Budaya perusahaan yang negatif, yang juga didefinisikan oleh Ethics Resource Center sebagai budaya etika yang "lemah", adalah budaya di mana organisasi tidak mendukung nilai-nilai etika. Perusahaan menekankan pada kemenangan dan kesuksesan daripada melakukan hal yang benar atau menjalankan bisnis dengan cara yang benar. ERC juga menyatakan bahwa kelas karyawan tertentu lebih cenderung menganggap budaya perusahaan perusahaan sebagai negatif daripada yang lain. Misalnya, karyawan non-manajemen, anggota serikat pekerja, pekerja yang lebih muda dan karyawan baru sering memandang budaya etis bisnis lebih negatif daripada manajemen, pekerja non-serikat pekerja, karyawan yang lebih tua, dan pekerja dengan masa kerja paling lama.
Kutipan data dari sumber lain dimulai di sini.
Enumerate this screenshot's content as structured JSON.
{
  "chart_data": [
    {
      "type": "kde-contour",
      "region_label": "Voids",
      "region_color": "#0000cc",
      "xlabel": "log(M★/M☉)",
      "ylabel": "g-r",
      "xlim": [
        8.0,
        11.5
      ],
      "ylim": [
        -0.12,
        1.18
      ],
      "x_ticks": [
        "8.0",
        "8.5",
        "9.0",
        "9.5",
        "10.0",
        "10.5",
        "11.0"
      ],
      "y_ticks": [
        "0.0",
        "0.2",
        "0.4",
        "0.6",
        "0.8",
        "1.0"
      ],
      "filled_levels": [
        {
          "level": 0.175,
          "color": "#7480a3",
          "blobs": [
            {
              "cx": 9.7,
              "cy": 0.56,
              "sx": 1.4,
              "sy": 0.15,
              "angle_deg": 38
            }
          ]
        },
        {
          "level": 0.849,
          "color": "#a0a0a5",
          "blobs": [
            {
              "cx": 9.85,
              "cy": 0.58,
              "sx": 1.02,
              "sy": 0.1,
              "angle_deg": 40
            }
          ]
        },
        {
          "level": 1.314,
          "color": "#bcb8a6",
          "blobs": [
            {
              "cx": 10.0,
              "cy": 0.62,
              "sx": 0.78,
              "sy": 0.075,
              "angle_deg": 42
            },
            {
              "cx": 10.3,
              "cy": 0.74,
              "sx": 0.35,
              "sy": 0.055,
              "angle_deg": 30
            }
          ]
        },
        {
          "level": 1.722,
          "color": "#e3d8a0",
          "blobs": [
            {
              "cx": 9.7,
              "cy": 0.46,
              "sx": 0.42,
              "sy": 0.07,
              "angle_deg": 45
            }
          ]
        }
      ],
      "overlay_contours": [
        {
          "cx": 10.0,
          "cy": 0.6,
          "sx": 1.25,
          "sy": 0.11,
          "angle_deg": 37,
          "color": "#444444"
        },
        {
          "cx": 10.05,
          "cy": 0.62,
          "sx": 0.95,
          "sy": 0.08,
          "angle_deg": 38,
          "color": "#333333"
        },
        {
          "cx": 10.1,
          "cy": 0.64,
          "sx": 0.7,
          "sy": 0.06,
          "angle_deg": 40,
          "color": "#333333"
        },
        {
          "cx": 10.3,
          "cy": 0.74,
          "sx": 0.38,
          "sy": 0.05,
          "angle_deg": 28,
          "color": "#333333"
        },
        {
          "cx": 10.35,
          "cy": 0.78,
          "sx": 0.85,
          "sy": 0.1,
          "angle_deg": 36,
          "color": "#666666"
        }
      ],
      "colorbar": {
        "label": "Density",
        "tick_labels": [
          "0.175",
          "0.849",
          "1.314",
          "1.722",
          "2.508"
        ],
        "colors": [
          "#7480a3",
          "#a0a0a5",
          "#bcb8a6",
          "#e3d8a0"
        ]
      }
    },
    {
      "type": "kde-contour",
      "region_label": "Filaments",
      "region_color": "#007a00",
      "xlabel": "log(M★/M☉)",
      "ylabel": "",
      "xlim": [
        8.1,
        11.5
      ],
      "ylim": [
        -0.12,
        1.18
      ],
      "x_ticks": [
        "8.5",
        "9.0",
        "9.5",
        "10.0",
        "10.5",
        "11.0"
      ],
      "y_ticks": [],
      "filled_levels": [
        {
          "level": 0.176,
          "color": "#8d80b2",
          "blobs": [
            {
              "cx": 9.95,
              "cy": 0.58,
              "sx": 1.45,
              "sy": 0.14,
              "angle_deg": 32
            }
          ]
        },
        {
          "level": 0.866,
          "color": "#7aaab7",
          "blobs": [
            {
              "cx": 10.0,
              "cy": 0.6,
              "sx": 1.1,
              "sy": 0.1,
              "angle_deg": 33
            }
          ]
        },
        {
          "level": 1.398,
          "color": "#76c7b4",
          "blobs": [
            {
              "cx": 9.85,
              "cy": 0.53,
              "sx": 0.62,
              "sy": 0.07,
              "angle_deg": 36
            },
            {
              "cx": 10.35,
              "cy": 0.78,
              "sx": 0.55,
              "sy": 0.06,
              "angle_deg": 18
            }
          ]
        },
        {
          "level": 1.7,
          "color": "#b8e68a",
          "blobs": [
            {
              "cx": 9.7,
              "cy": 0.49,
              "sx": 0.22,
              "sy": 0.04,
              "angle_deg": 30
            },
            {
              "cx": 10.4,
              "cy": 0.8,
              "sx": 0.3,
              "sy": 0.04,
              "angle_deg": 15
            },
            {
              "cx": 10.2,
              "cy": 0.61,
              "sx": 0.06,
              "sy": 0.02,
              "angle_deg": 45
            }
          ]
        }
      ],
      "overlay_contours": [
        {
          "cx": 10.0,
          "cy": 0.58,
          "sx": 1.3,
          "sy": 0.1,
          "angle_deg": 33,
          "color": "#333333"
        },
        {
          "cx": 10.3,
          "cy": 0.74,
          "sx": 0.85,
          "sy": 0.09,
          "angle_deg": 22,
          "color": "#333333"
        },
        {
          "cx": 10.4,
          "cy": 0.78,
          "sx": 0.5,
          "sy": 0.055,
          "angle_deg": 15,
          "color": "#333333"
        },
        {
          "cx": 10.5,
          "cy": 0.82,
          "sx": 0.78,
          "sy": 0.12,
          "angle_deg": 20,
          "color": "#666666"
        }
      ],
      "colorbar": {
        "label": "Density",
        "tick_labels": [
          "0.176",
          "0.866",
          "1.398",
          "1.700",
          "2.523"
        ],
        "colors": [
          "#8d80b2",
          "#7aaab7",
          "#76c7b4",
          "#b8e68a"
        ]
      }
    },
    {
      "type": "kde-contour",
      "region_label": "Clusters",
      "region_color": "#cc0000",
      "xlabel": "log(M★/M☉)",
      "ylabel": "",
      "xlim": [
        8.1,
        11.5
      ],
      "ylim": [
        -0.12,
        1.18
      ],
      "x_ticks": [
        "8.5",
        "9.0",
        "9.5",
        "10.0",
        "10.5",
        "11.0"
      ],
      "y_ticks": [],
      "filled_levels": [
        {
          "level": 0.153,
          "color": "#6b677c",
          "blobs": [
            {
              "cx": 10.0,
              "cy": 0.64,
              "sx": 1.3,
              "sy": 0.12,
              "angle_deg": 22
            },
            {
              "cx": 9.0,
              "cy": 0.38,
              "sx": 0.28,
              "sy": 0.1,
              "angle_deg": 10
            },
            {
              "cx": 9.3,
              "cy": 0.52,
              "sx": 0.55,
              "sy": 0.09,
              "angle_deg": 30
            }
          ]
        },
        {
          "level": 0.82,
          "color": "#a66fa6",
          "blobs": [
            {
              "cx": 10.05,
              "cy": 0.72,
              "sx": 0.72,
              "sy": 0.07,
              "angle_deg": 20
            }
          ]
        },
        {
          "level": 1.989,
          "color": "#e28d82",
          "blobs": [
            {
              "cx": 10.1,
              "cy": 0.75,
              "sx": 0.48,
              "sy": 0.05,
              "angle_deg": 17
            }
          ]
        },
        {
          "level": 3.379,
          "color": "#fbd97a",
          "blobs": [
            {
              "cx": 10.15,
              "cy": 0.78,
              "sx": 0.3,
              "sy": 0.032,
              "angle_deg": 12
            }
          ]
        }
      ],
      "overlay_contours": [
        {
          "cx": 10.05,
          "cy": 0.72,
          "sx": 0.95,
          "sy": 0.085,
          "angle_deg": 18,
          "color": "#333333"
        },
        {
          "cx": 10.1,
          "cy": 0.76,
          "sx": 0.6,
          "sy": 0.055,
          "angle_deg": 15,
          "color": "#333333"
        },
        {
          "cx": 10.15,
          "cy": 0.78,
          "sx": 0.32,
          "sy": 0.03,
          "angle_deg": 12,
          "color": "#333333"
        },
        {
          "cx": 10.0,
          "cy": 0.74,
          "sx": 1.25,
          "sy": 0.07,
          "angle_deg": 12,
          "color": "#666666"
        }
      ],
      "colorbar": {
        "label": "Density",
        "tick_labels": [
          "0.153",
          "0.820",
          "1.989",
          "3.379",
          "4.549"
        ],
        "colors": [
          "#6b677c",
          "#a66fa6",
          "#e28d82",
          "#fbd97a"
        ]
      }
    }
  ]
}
Survei Etika Bisnis Nasional
Survei Etika Bisnis Nasional 2011, yang dilakukan setiap dua tahun oleh Pusat Sumber Daya Etika, memberikan lebih banyak wawasan tentang hubungan antara budaya perusahaan dan perilaku etis karyawan. Menurut survei, persentase perusahaan yang memiliki budaya etika lemah atau negatif meningkat tajam dari 35 persen menjadi 42 persen, dan persentase karyawan yang merasa tertekan untuk mengkompromikan standar mereka naik 5 poin menjadi 13 persen sejak survei terakhir dilakukan di 2009. Survei juga menyatakan bahwa beberapa jenis pelanggaran, seperti pelecehan seksual, penyalahgunaan zat dan pencurian, selain pelanggaran kontrak, pelanggaran kesehatan atau keselamatan dan pelanggaran lingkungan, juga meningkat dalam dua tahun terakhir.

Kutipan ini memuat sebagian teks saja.